Doesn’t make much sense in both directions, but that’s names, I guess..
Somehow got into the idea of recreating agitprop like abstract thingies with SVG and modern, more hipsterish people instead of soviet working populace. Just something about the style, I guess..
First results are mixed, I’d say.. Result is so so, but I think I learned a lot doing it.
Drawing-Stuff on Youtube
I keep watching a lot of drawing and painting related tutorials on youtube and one of them is Alphonso Dunn’s channel on drawing things. I was trying to get into a more inky workflow and maaybe considering getting into actual coal drawings, but then I got stuck on my inability to draw and I watched a lot of stuff on Alphonso’s channel about cross-hatching but also other stuff. Like basic kind of lines, purpose of these lines etc. The cross-hatching went so so, I still have to learn a lot there I think, both on a physical level of actually doing it on my graphics tablet as well as reaching the consistency etc required for real good results. Slow progress..
Among all the concrete drawing stuff Alphonso talked about the communicative value of lines (and other elements) and somehow I never really had thought about it that way and at first I just found it interesting, but then later when I did the SVG work, which is not really that related at all, it kind of really clicked for me.
What is the purpose of the SVG shape I’m drawing here, what is it supposed to be, what does it communicate to the viewer?

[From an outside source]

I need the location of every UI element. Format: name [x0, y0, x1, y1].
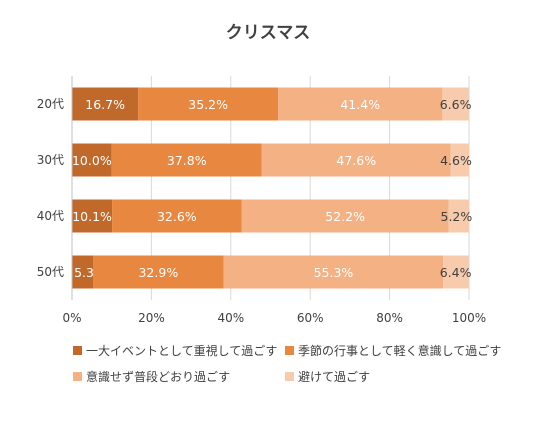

Then I did another SVG piece, that really felt like a quantum leap for me in terms of what I feel I can accomplish with the medium of SVG vector art and more.
Except for that annoying piece of parseley, the whole thing us based on very simple, even imperfect shapes, but each element is something. The light part of this and that, the reflection of that and that, the anti-shadow there, the rim of that.
Each element was there in the initial reference material I looked at for the reflections etc, but it was there as a chaotic mishmash of oddly colored pixel noise. It takes me, the artist to reformulate them into shapes, into common areas that have a united purpose within the image.
And even though it is imperfect and wonky in places, and even if it looks very different from the references in the end, the brain will recognize the things communicated, will take the hints of color and value and recreate that ideal of the soup bowl in our heads.
I don’t know why I never thought of it that way before, and now that I do it seems so very obvious.